Additionally, you can append the realm=realm-name parameter to the base login URL as in:

http://OpenSSO-machine-name.domain:port/opensso/UI/Login
?realm=bankrealm?service=bankauth

If there is no defined realm parameter, the realm will be determined from the server host and domain specified in the login URL.

Redirecting Users After Service Authentication

Upon a successful or failed service authentication, OpenSSO Enterprise looks for information on where to redirect the user.

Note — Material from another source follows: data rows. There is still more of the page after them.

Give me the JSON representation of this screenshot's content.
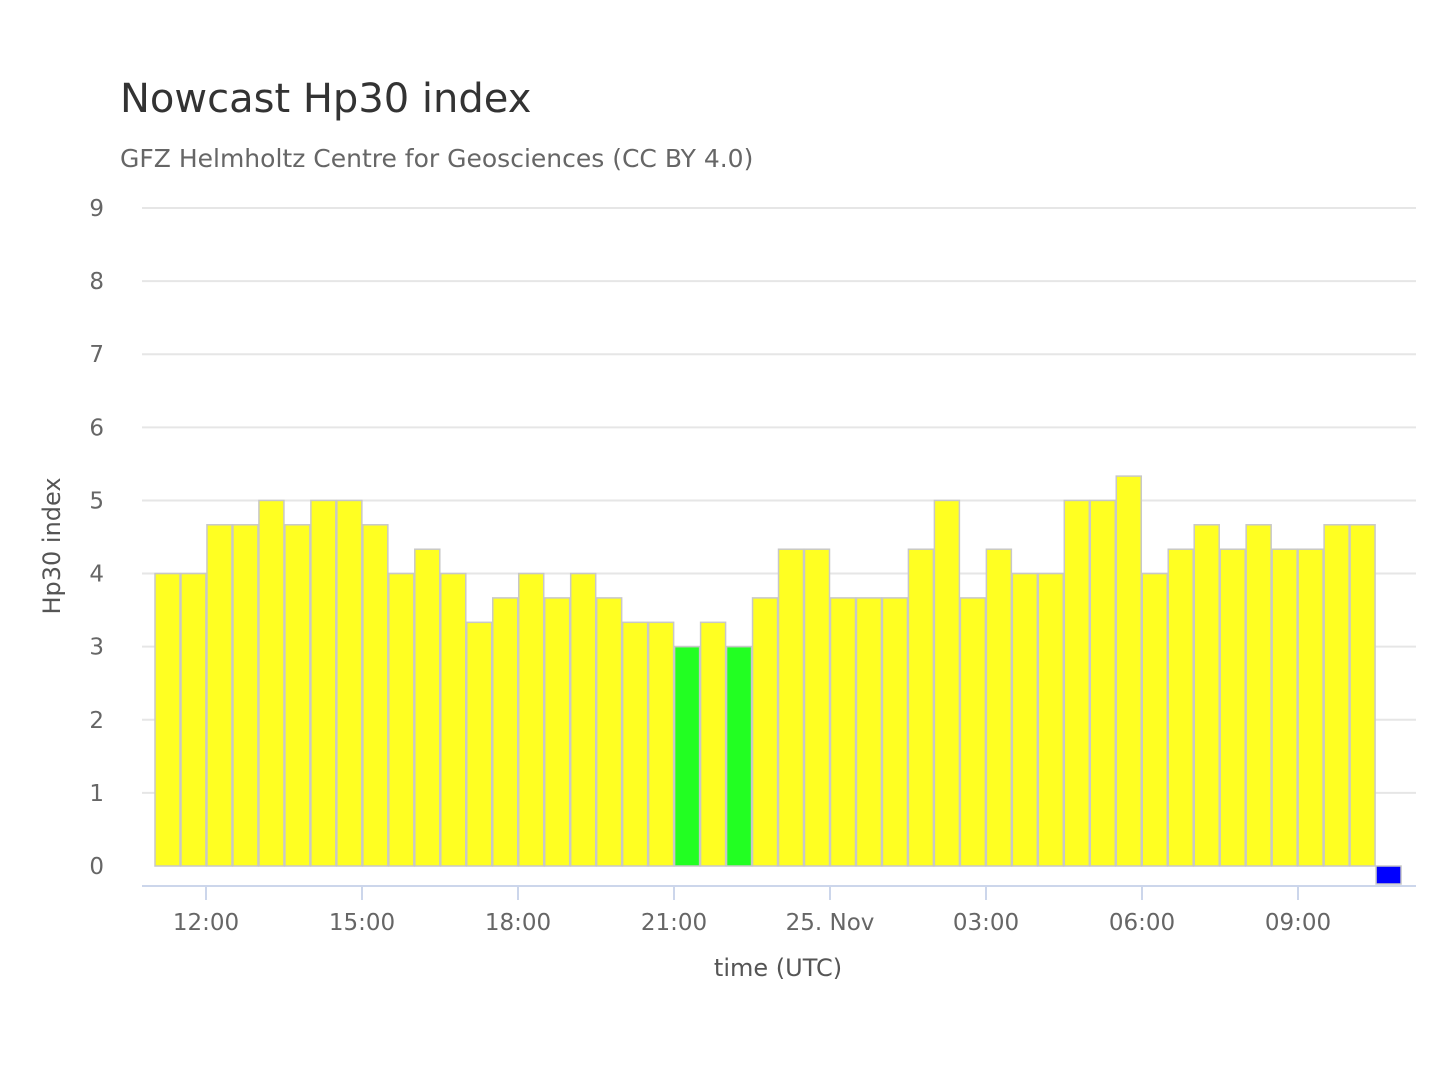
{
  "chart_data": {
    "type": "bar",
    "title": "Nowcast Hp30 index",
    "subtitle": "GFZ Helmholtz Centre for Geosciences (CC BY 4.0)",
    "xlabel": "time (UTC)",
    "ylabel": "Hp30 index",
    "ylim": [
      0,
      9
    ],
    "yticks": [
      0,
      1,
      2,
      3,
      4,
      5,
      6,
      7,
      8,
      9
    ],
    "grid": true,
    "legend": "none",
    "x_ticks": [
      "12:00",
      "15:00",
      "18:00",
      "21:00",
      "25. Nov",
      "03:00",
      "06:00",
      "09:00"
    ],
    "start_time": "24 Nov 11:00",
    "interval_minutes": 30,
    "values": [
      4,
      4,
      4.667,
      4.667,
      5,
      4.667,
      5,
      5,
      4.667,
      4,
      4.333,
      4,
      3.333,
      3.667,
      4,
      3.667,
      4,
      3.667,
      3.333,
      3.333,
      3,
      3.333,
      3,
      3.667,
      4.333,
      4.333,
      3.667,
      3.667,
      3.667,
      4.333,
      5,
      3.667,
      4.333,
      4,
      4,
      5,
      5,
      5.333,
      4,
      4.333,
      4.667,
      4.333,
      4.667,
      4.333,
      4.333,
      4.667,
      4.667,
      0
    ],
    "color_scale": {
      "below_3": "#0000ff",
      "equal_3": "#22ff22",
      "from_3_to_5": "#ffff22"
    },
    "colors": {
      "grid": "#e6e6e6",
      "axis": "#ccd6eb",
      "bar_border": "#c8c8c8",
      "title": "#333333",
      "text": "#666666"
    }
  }
}
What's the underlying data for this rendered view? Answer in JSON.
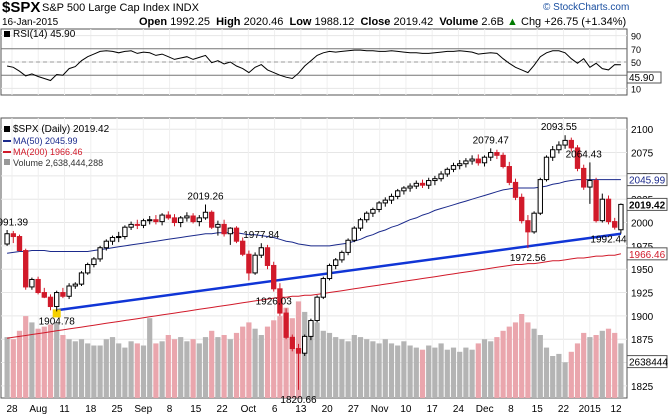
{
  "header": {
    "symbol": "$SPX",
    "name": "S&P 500 Large Cap Index INDX",
    "date": "16-Jan-2015",
    "open_label": "Open",
    "open": "1992.25",
    "high_label": "High",
    "high": "2020.46",
    "low_label": "Low",
    "low": "1988.12",
    "close_label": "Close",
    "close": "2019.42",
    "volume_label": "Volume",
    "volume": "2.6B",
    "change": "Chg +26.75 (+1.34%)",
    "change_arrow": "▲",
    "credit": "© StockCharts.com"
  },
  "rsi_panel": {
    "legend": "RSI(14) 45.90",
    "current_badge": "45.90",
    "ticks": [
      "90",
      "70",
      "50",
      "30",
      "10"
    ]
  },
  "legend": {
    "price": "$SPX (Daily) 2019.42",
    "ma50": "MA(50) 2045.99",
    "ma200": "MA(200) 1966.46",
    "volume": "Volume 2,638,444,288"
  },
  "price_axis": {
    "ticks": [
      "2100",
      "2075",
      "2050",
      "2025",
      "2000",
      "1975",
      "1950",
      "1925",
      "1900",
      "1875",
      "1850",
      "1825"
    ],
    "badges": {
      "ma50": "2045.99",
      "close": "2019.42",
      "ma200": "1966.46",
      "volume": "2638444"
    }
  },
  "annotations": [
    {
      "text": "1991.39",
      "value": 1991.39
    },
    {
      "text": "1904.78",
      "value": 1904.78
    },
    {
      "text": "2019.26",
      "value": 2019.26
    },
    {
      "text": "1977.84",
      "value": 1977.84
    },
    {
      "text": "1926.03",
      "value": 1926.03
    },
    {
      "text": "1820.66",
      "value": 1820.66
    },
    {
      "text": "2079.47",
      "value": 2079.47
    },
    {
      "text": "1972.56",
      "value": 1972.56
    },
    {
      "text": "2093.55",
      "value": 2093.55
    },
    {
      "text": "2064.43",
      "value": 2064.43
    },
    {
      "text": "1992.44",
      "value": 1992.44
    }
  ],
  "x_axis": {
    "labels": [
      "28",
      "Aug",
      "11",
      "18",
      "25",
      "Sep",
      "8",
      "15",
      "22",
      "Oct",
      "6",
      "13",
      "20",
      "27",
      "Nov",
      "10",
      "17",
      "24",
      "Dec",
      "8",
      "15",
      "22",
      "2015",
      "12"
    ]
  },
  "colors": {
    "up": "#000000",
    "down": "#d11a2a",
    "ma50": "#1b2a8c",
    "ma200": "#d11a2a",
    "trendline": "#1035d6",
    "vol_up": "#b4b4b4",
    "vol_down": "#eaa6ad",
    "rsi": "#000000"
  },
  "chart_data": {
    "type": "candlestick",
    "title": "$SPX S&P 500 Large Cap Index INDX",
    "ylim": [
      1812,
      2112
    ],
    "rsi_ylim": [
      0,
      100
    ],
    "ohlc": [
      [
        1977,
        1992,
        1975,
        1988
      ],
      [
        1988,
        1991,
        1978,
        1985
      ],
      [
        1985,
        1987,
        1969,
        1970
      ],
      [
        1970,
        1972,
        1928,
        1931
      ],
      [
        1931,
        1941,
        1928,
        1939
      ],
      [
        1939,
        1942,
        1923,
        1925
      ],
      [
        1925,
        1930,
        1919,
        1920
      ],
      [
        1920,
        1923,
        1906,
        1910
      ],
      [
        1910,
        1927,
        1904.78,
        1925
      ],
      [
        1925,
        1930,
        1919,
        1921
      ],
      [
        1921,
        1935,
        1918,
        1932
      ],
      [
        1932,
        1936,
        1929,
        1934
      ],
      [
        1934,
        1948,
        1932,
        1946
      ],
      [
        1946,
        1957,
        1944,
        1955
      ],
      [
        1955,
        1963,
        1952,
        1961
      ],
      [
        1961,
        1975,
        1958,
        1973
      ],
      [
        1973,
        1982,
        1970,
        1980
      ],
      [
        1980,
        1986,
        1976,
        1984
      ],
      [
        1984,
        1990,
        1979,
        1985
      ],
      [
        1985,
        1997,
        1982,
        1995
      ],
      [
        1995,
        2001,
        1992,
        1998
      ],
      [
        1998,
        2003,
        1993,
        1997
      ],
      [
        1997,
        2004,
        1994,
        2002
      ],
      [
        2002,
        2007,
        1998,
        2003
      ],
      [
        2003,
        2008,
        1998,
        2001
      ],
      [
        2001,
        2010,
        1997,
        2008
      ],
      [
        2008,
        2012,
        2003,
        2005
      ],
      [
        2005,
        2009,
        1996,
        2000
      ],
      [
        2000,
        2007,
        1995,
        2005
      ],
      [
        2005,
        2011,
        2001,
        2007
      ],
      [
        2007,
        2010,
        1999,
        2001
      ],
      [
        2001,
        2008,
        1996,
        2005
      ],
      [
        2005,
        2019.26,
        2003,
        2011
      ],
      [
        2011,
        2013,
        1993,
        1995
      ],
      [
        1995,
        2002,
        1986,
        1998
      ],
      [
        1998,
        2003,
        1985,
        1988
      ],
      [
        1988,
        1995,
        1976,
        1994
      ],
      [
        1994,
        1996,
        1978,
        1980
      ],
      [
        1980,
        1984,
        1964,
        1966
      ],
      [
        1966,
        1970,
        1938,
        1946
      ],
      [
        1946,
        1968,
        1944,
        1965
      ],
      [
        1965,
        1977.84,
        1962,
        1973
      ],
      [
        1973,
        1976,
        1950,
        1954
      ],
      [
        1954,
        1958,
        1926.03,
        1929
      ],
      [
        1929,
        1935,
        1900,
        1903
      ],
      [
        1903,
        1908,
        1875,
        1877
      ],
      [
        1877,
        1880,
        1862,
        1865
      ],
      [
        1865,
        1870,
        1820.66,
        1860
      ],
      [
        1860,
        1880,
        1857,
        1878
      ],
      [
        1878,
        1897,
        1874,
        1895
      ],
      [
        1895,
        1922,
        1893,
        1920
      ],
      [
        1920,
        1942,
        1918,
        1940
      ],
      [
        1940,
        1956,
        1938,
        1954
      ],
      [
        1954,
        1962,
        1950,
        1960
      ],
      [
        1960,
        1970,
        1957,
        1968
      ],
      [
        1968,
        1983,
        1965,
        1981
      ],
      [
        1981,
        1996,
        1979,
        1994
      ],
      [
        1994,
        2005,
        1991,
        2003
      ],
      [
        2003,
        2012,
        2000,
        2010
      ],
      [
        2010,
        2016,
        2006,
        2014
      ],
      [
        2014,
        2023,
        2011,
        2021
      ],
      [
        2021,
        2027,
        2017,
        2024
      ],
      [
        2024,
        2031,
        2020,
        2028
      ],
      [
        2028,
        2036,
        2025,
        2034
      ],
      [
        2034,
        2039,
        2030,
        2037
      ],
      [
        2037,
        2042,
        2033,
        2039
      ],
      [
        2039,
        2045,
        2036,
        2042
      ],
      [
        2042,
        2046,
        2037,
        2040
      ],
      [
        2040,
        2048,
        2036,
        2045
      ],
      [
        2045,
        2050,
        2040,
        2047
      ],
      [
        2047,
        2055,
        2044,
        2052
      ],
      [
        2052,
        2059,
        2049,
        2057
      ],
      [
        2057,
        2064,
        2054,
        2061
      ],
      [
        2061,
        2067,
        2057,
        2063
      ],
      [
        2063,
        2069,
        2059,
        2066
      ],
      [
        2066,
        2072,
        2062,
        2068
      ],
      [
        2068,
        2073,
        2061,
        2064
      ],
      [
        2064,
        2072,
        2060,
        2070
      ],
      [
        2070,
        2079.47,
        2066,
        2075
      ],
      [
        2075,
        2078,
        2068,
        2072
      ],
      [
        2072,
        2075,
        2058,
        2060
      ],
      [
        2060,
        2065,
        2040,
        2043
      ],
      [
        2043,
        2047,
        2024,
        2027
      ],
      [
        2027,
        2031,
        1999,
        2002
      ],
      [
        2002,
        2008,
        1972.56,
        1990
      ],
      [
        1990,
        2012,
        1988,
        2010
      ],
      [
        2010,
        2048,
        2008,
        2046
      ],
      [
        2046,
        2072,
        2044,
        2070
      ],
      [
        2070,
        2082,
        2066,
        2078
      ],
      [
        2078,
        2087,
        2074,
        2083
      ],
      [
        2083,
        2093.55,
        2079,
        2088
      ],
      [
        2088,
        2091,
        2076,
        2080
      ],
      [
        2080,
        2083,
        2055,
        2058
      ],
      [
        2058,
        2062,
        2035,
        2038
      ],
      [
        2038,
        2064.43,
        2020,
        2045
      ],
      [
        2045,
        2048,
        2000,
        2002
      ],
      [
        2002,
        2031,
        2000,
        2025
      ],
      [
        2025,
        2029,
        1998,
        2001
      ],
      [
        2001,
        2005,
        1992.44,
        1995
      ],
      [
        1992.25,
        2020.46,
        1988.12,
        2019.42
      ]
    ],
    "volume_scale": [
      0,
      5000000000
    ],
    "volume": [
      2900000000.0,
      2800000000.0,
      3200000000.0,
      3900000000.0,
      3600000000.0,
      3300000000.0,
      3400000000.0,
      3500000000.0,
      3600000000.0,
      3000000000.0,
      2800000000.0,
      2700000000.0,
      2800000000.0,
      2600000000.0,
      2500000000.0,
      2500000000.0,
      2800000000.0,
      2900000000.0,
      2600000000.0,
      2400000000.0,
      2700000000.0,
      2600000000.0,
      2500000000.0,
      3800000000.0,
      2600000000.0,
      2700000000.0,
      3000000000.0,
      2800000000.0,
      2900000000.0,
      2700000000.0,
      2800000000.0,
      2600000000.0,
      2900000000.0,
      3200000000.0,
      2900000000.0,
      3000000000.0,
      2800000000.0,
      3100000000.0,
      3400000000.0,
      3600000000.0,
      3300000000.0,
      3000000000.0,
      3400000000.0,
      3700000000.0,
      3900000000.0,
      4300000000.0,
      3800000000.0,
      4600000000.0,
      4100000000.0,
      3500000000.0,
      3600000000.0,
      3200000000.0,
      3100000000.0,
      2900000000.0,
      2800000000.0,
      2700000000.0,
      3000000000.0,
      2900000000.0,
      2800000000.0,
      2700000000.0,
      2600000000.0,
      2800000000.0,
      2600000000.0,
      2500000000.0,
      2700000000.0,
      2500000000.0,
      2400000000.0,
      2300000000.0,
      2500000000.0,
      2400000000.0,
      2600000000.0,
      2300000000.0,
      2400000000.0,
      2200000000.0,
      2400000000.0,
      2300000000.0,
      2600000000.0,
      2800000000.0,
      2700000000.0,
      2900000000.0,
      3200000000.0,
      3400000000.0,
      3600000000.0,
      4000000000.0,
      3600000000.0,
      3300000000.0,
      3000000000.0,
      2400000000.0,
      2000000000.0,
      2100000000.0,
      1700000000.0,
      2200000000.0,
      2600000000.0,
      3100000000.0,
      2900000000.0,
      3000000000.0,
      3200000000.0,
      3300000000.0,
      3100000000.0,
      2600000000.0
    ],
    "ma50": [
      1967,
      1968,
      1969,
      1969,
      1970,
      1970,
      1970,
      1969,
      1969,
      1969,
      1969,
      1969,
      1969,
      1969,
      1970,
      1971,
      1972,
      1973,
      1974,
      1975,
      1976,
      1977,
      1978,
      1979,
      1980,
      1981,
      1982,
      1983,
      1984,
      1985,
      1986,
      1987,
      1988,
      1988,
      1989,
      1989,
      1989,
      1989,
      1988,
      1987,
      1987,
      1986,
      1985,
      1984,
      1982,
      1980,
      1979,
      1977,
      1976,
      1975,
      1975,
      1975,
      1975,
      1976,
      1977,
      1978,
      1980,
      1982,
      1985,
      1987,
      1990,
      1992,
      1995,
      1997,
      2000,
      2003,
      2005,
      2008,
      2010,
      2013,
      2015,
      2017,
      2019,
      2021,
      2023,
      2025,
      2027,
      2029,
      2031,
      2033,
      2035,
      2036,
      2037,
      2037,
      2037,
      2037,
      2038,
      2039,
      2041,
      2042,
      2044,
      2045,
      2046,
      2046,
      2046,
      2046,
      2046,
      2046,
      2046,
      2045.99
    ],
    "ma200": [
      1876,
      1877,
      1878,
      1879,
      1880,
      1881,
      1882,
      1883,
      1884,
      1885,
      1886,
      1887,
      1888,
      1889,
      1890,
      1891,
      1892,
      1893,
      1894,
      1895,
      1896,
      1897,
      1898,
      1899,
      1900,
      1901,
      1902,
      1903,
      1904,
      1905,
      1906,
      1907,
      1908,
      1909,
      1910,
      1911,
      1912,
      1913,
      1914,
      1915,
      1916,
      1917,
      1918,
      1919,
      1920,
      1920,
      1921,
      1921,
      1922,
      1922,
      1923,
      1924,
      1925,
      1926,
      1927,
      1928,
      1929,
      1930,
      1931,
      1932,
      1933,
      1934,
      1935,
      1936,
      1937,
      1938,
      1939,
      1940,
      1941,
      1942,
      1943,
      1944,
      1945,
      1946,
      1947,
      1948,
      1949,
      1950,
      1951,
      1952,
      1953,
      1954,
      1955,
      1955,
      1956,
      1956,
      1957,
      1958,
      1959,
      1959,
      1960,
      1961,
      1962,
      1962,
      1963,
      1964,
      1964,
      1965,
      1965,
      1966.46
    ],
    "trendline": [
      [
        8,
        1906
      ],
      [
        99,
        1988
      ]
    ],
    "rsi": [
      44,
      42,
      36,
      29,
      32,
      28,
      25,
      22,
      31,
      30,
      40,
      43,
      52,
      58,
      62,
      66,
      67,
      66,
      64,
      66,
      67,
      63,
      65,
      64,
      60,
      62,
      58,
      54,
      56,
      58,
      54,
      57,
      60,
      49,
      52,
      47,
      50,
      44,
      40,
      34,
      42,
      46,
      38,
      34,
      30,
      27,
      25,
      33,
      44,
      52,
      60,
      64,
      66,
      65,
      66,
      67,
      68,
      68,
      67,
      67,
      66,
      66,
      67,
      66,
      65,
      64,
      64,
      63,
      63,
      64,
      65,
      66,
      66,
      67,
      66,
      65,
      62,
      63,
      64,
      63,
      55,
      48,
      42,
      38,
      34,
      45,
      58,
      64,
      67,
      67,
      64,
      55,
      48,
      55,
      42,
      48,
      40,
      38,
      46,
      45.9
    ]
  }
}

Following is the order of precedence in which the application will look for this information.

• Successful Service Authentication Redirection URL Precedence

• Failed Service Authentication Redirection URL Precedence

Successful Service Authentication Redirection URL Precedence

The redirection URL for successful service authentication is determined by checking the following places in the following order:

1. A URL set by the authentication module.

2. A URL set by a goto login URL parameter.

3. The value of the Success URL attribute in the user's profile specific to the client type from which the request was received.

4. The value of the Success URL attribute in the service to which the user is authenticated specific to the client type from which the request was received.

5. The value of the Success URL attribute in the role entry of the user's profile specific to the client type from which the request was received.

6. The value of the Default Success Login URL attribute in the realm entry of the user's profile specific to the client type from which the request was received.

7. The value of the Default Success Login URL attribute of the top level realm specific to the client type from which the request was received.

8. The value of the Success URL attribute in the user's profile.

9. The value of the Success URL attribute in the service to which the user is authenticated.

10. The value of the Success URL attribute in the role entry of the user's profile.

11. The value of the Default Success Login URL attribute in the realm entry of the user's profile.

12. The value of the Default Success Login URL attribute of the top level realm.

Failed Service Authentication Redirection URL Precedence

The redirection URL for failed service authentication is determined by checking the following places in the following order:

1. A URL set by the authentication module.

2. A URL set by a goto login URL parameter.

3. The value of the Failure URL attribute in the user's profile specific to the client type from which the request was received.

4. The value of the Failure URL attribute of the service to which the user has authenticated specific to the client type from which the request was received.

5. The value of the Failure URL attribute in the role entry of the user's profile specific to the client type from which the request was received.

6. The value of the Default Failure Login URL attribute in the realm entry of the user's profile specific to the client type from which the request was received.

7. The value of the Default Failure Login URL attribute in the top level realm specific to the client type from which the request was received.

8. The value of the Failure URL attribute in the user's profile.

9. The value of the Failure URL attribute of the service to which the user has authenticated.

10. The value of the Failure URL attribute in the role entry of the user's profile.

11. The value of the Default Failure Login URL attribute in the realm entry of the user's profile

12. The value of the Default Failure Login URL attribute in the top level realm.